# Liberator in Warsaw



## v2 (May 7, 2006)

The Warsaw Uprising Museum is building a replica of the American Liberator B-24J bomber, which dropped supplies to the insurgents of the Warsaw Uprising in 1944. The replica (wingspan – over 30 metres, fuselage – 20 metres) will stand in one of the exhibition halls as from 3rd May this year. The replica required permission from the US State Department as the Liberator is still listed as a combat aircraft.
When carrying its maximum weight, the Liberator weighed almost 30 tonnes. "If we visualise that in 1944 these machines descended to roof level over fighting Warsaw, we get an idea of their pilots’ skills.” – said Piotr Śliwowski, a historian at the Museum.

This is a world first regarding the machines reconstruction. The model is based on original design specifications (Radosław Sikorski, the Minister of Defence, gave the Museum microfilmed technical drawings of the machine and descriptions, in 2005), and it incorporates original parts from a Liberator shot down by a German fighter plane near Bochnia on the night of 14th-15th August 1944. That Liberator, flown by Capt.
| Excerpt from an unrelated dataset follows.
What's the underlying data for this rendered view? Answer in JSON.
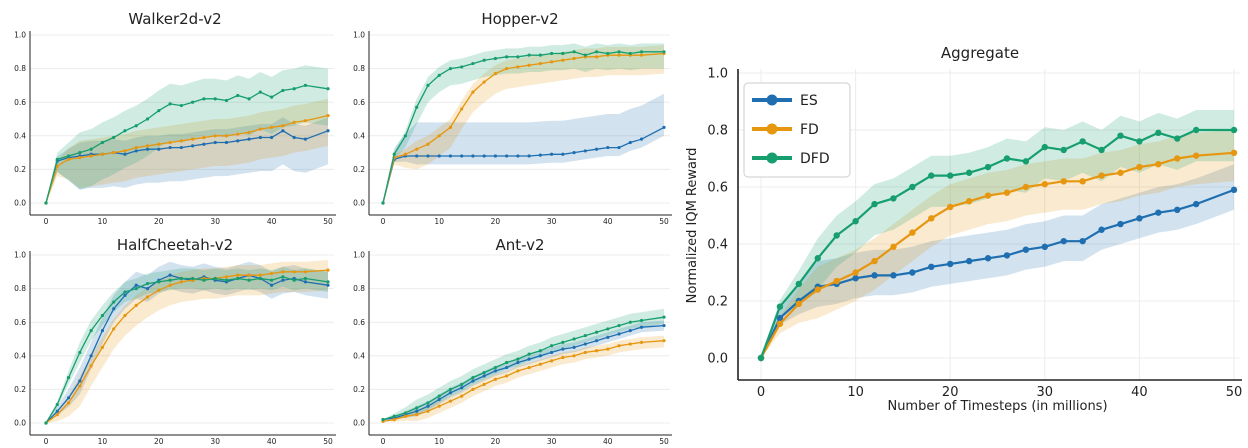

Zbigniew Szostak, was part of the Polish Squadron 1586 which flew from southern Italy to relieve Warsaw. Points of design detail in the replica were consulted with surviving airmen and mechanics of Squadron 1586. 

Liberators became very popular and used on every World War II front. Primarily they served as bombers, but were also used for reconnaissance and transport missions, and as constituents of coastal defence units. Originally, they were built in five US production plants; over 19000 such machines were built during World War II.

http://img265.imageshack.us/my.php?image=10035081xj.jpg
http://img206.imageshack.us/my.php?image=10035101zc.jpg
http://img206.imageshack.us/my.php?image=10035180fb.jpg
http://img206.imageshack.us/my.php?image=10035199js.jpg
http://img53.imageshack.us/my.php?image=10035209tr.jpg
http://img53.imageshack.us/my.php?image=10035227ti.jpg


----------



## syscom3 (May 7, 2006)

Wow!

Keep us informed on this.

If you can take some pictures of the exhibits inside the museum, please do so and share with us.


----------



## Nonskimmer (May 7, 2006)

Very cool!


----------



## Wildcat (May 8, 2006)

Pretty sweet!


----------



## Gnomey (May 8, 2006)

Cool, be sure to take some pics.


----------



## evangilder (May 8, 2006)

Nice!


----------



## the lancaster kicks ass (May 13, 2006)

mmm, so she's going to be made exactily like the B-24 or more of just a metal shell?


----------